Saturday, April 5, 2014

Gold rebounds to $1,300 as job report misses expectations


“The Fed will have to keep interest rates low for a considerable period”

Predictions that a disappointing nonfarm-payrolls report Friday would boost gold came true as the yellow metal rose almost 2% and topped $1,300 after the data were released.
Cheerleaders for the stock market and the myth of a robust recovery were expecting a March number of at least 200,000. “CNBC’s Joe Kernan tried to heat up the anticipation even more a minute before the release by exclaiming ‘some of the whispers are expecting a three-handle’ (meaning over 300k jobs),”noted financial blogger Dave Kranzler.
However, with the number coming in at 192,000, the result was “below market consensus, and that’s supporting gold,” Michael Gayed of Pension Partners told Bloomberg. “This is a very crucial number that the Fed looks at.”
On the bright side for the economy, both January and February payrolls were revised higher, but the unemployment rate stayed at 6.7%.
"The numbers are OK, but they are not the boost that the policymakers had been hoping for, so the Fed will have to keep interest rates low for a considerable period of time, and that's what's been supporting gold," Axel Merk of Merk Funds told Reuters.
The question now is how much the unemployment picture can steer the Federal Reserve off its stimulus-tapering course. Earlier this week, Fed chief Janet Yellen delivered a dovish speech, pledging that the bank’s “extraordinary commitment is still needed.” One observer called it “one of the most dovish speeches I have ever read from a Federal Reserve official.”
Nonetheless, Jeffrey Wright of H.C. Wainwright doesn’t think the Fed will reverse its tapering policy, telling MarketWatch: “As far as I can tell, this ship has sailed. [The] FOMC had a chance to restrain [the] taper and chose not to in February and March, with worse data points than an 8,000 miss on jobs.
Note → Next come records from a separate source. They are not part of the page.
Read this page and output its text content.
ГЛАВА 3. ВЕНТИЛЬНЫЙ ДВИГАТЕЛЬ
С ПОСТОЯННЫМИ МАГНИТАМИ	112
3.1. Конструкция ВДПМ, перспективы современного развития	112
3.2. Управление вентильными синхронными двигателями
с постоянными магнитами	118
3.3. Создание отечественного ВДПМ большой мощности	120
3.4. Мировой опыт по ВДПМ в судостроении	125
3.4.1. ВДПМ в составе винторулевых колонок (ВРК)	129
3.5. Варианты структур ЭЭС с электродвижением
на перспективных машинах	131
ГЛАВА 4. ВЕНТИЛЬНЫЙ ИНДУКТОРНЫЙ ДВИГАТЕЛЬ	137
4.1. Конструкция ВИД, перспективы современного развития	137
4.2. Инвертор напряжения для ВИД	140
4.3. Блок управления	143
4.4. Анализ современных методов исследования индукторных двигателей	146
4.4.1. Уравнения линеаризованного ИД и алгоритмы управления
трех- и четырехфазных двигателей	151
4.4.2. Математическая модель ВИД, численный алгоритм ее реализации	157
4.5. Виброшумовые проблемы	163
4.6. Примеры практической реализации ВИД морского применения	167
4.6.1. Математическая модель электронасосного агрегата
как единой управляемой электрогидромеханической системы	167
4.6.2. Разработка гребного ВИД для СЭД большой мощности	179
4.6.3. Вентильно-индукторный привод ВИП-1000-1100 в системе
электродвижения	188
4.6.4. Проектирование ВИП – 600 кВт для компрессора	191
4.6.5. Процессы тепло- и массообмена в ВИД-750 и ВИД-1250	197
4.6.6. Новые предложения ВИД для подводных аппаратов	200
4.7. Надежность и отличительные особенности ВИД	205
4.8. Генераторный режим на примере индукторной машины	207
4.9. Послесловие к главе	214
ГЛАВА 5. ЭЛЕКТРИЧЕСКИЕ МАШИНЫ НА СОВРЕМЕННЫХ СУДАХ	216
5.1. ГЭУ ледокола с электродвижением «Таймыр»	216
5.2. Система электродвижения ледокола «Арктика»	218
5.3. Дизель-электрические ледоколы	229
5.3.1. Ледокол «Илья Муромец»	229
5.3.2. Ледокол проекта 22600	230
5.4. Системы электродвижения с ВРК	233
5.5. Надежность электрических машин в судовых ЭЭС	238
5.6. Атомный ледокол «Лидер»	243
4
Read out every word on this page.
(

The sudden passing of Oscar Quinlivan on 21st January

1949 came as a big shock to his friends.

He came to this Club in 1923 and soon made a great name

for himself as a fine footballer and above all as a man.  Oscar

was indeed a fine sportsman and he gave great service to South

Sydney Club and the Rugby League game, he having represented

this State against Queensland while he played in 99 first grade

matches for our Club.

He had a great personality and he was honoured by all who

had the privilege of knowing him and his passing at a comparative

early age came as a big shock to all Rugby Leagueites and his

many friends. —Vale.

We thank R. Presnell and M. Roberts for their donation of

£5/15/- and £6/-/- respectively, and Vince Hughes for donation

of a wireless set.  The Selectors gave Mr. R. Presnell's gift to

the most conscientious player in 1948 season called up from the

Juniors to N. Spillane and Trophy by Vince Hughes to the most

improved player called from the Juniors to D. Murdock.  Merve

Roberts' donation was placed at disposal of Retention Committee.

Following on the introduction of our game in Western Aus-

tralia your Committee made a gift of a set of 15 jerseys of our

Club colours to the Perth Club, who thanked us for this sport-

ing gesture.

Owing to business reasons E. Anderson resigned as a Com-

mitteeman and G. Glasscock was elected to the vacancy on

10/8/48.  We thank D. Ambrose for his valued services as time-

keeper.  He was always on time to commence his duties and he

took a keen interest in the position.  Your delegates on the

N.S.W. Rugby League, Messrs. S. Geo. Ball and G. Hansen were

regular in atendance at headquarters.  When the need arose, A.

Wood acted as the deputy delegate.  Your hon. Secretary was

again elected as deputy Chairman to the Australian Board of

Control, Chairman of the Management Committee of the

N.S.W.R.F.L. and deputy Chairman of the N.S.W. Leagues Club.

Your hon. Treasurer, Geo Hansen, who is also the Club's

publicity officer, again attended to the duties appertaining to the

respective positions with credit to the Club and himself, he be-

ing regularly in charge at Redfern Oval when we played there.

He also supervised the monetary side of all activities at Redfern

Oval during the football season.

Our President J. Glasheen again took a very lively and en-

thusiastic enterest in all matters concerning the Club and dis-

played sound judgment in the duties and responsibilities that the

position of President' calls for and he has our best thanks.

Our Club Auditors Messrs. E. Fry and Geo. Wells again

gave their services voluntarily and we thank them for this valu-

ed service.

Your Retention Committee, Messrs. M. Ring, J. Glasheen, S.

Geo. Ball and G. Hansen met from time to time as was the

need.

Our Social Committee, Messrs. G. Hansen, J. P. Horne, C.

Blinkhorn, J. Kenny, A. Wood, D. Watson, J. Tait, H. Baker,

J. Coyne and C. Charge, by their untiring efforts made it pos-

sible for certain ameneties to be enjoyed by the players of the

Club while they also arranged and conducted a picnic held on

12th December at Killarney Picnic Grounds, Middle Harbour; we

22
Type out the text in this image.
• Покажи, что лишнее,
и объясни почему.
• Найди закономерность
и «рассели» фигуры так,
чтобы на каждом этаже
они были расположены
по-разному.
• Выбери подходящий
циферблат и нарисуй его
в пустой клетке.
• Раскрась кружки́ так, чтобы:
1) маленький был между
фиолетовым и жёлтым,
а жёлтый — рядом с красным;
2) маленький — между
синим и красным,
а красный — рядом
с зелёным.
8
I still expect FOMC to follow through with [its] communicated plan, continue tapering by $10 billion tranches until they are no longer purchasing assets each month.”
That could be bad news for the stock market, which was jolted across the three major indexes Friday. The Nasdaq was down 2% on Friday afternoon for its worst day of the year, and the Dow Jones and the S&P 500 also were in the red.
Pessimism over the health of the stock market is growing despite recent intraday highs. Zero Hedge ran a chart from JP Morgan showing that the S&P 500 is more overvalued than it was in October 2007, before the Black Friday crash, and that the average S&P stock is 6.5% off its highs. Meanwhile, chatter is growing about a stock chart showing an eerie parallelbetween the current five-year-old bull market in the S&P 500 and the one that ended in 1987 with the October crash.
Heading into next week, gold investors are waiting to see whether bullion can build on its gains and hold the $1,300 level, either with a boost from further stock weakness or perhaps from simmering geopolitical tensions in Ukraine, the Koreas, and/or the South China Sea, with a retired Chinese general saying that war with Japan is becoming increasingly likely.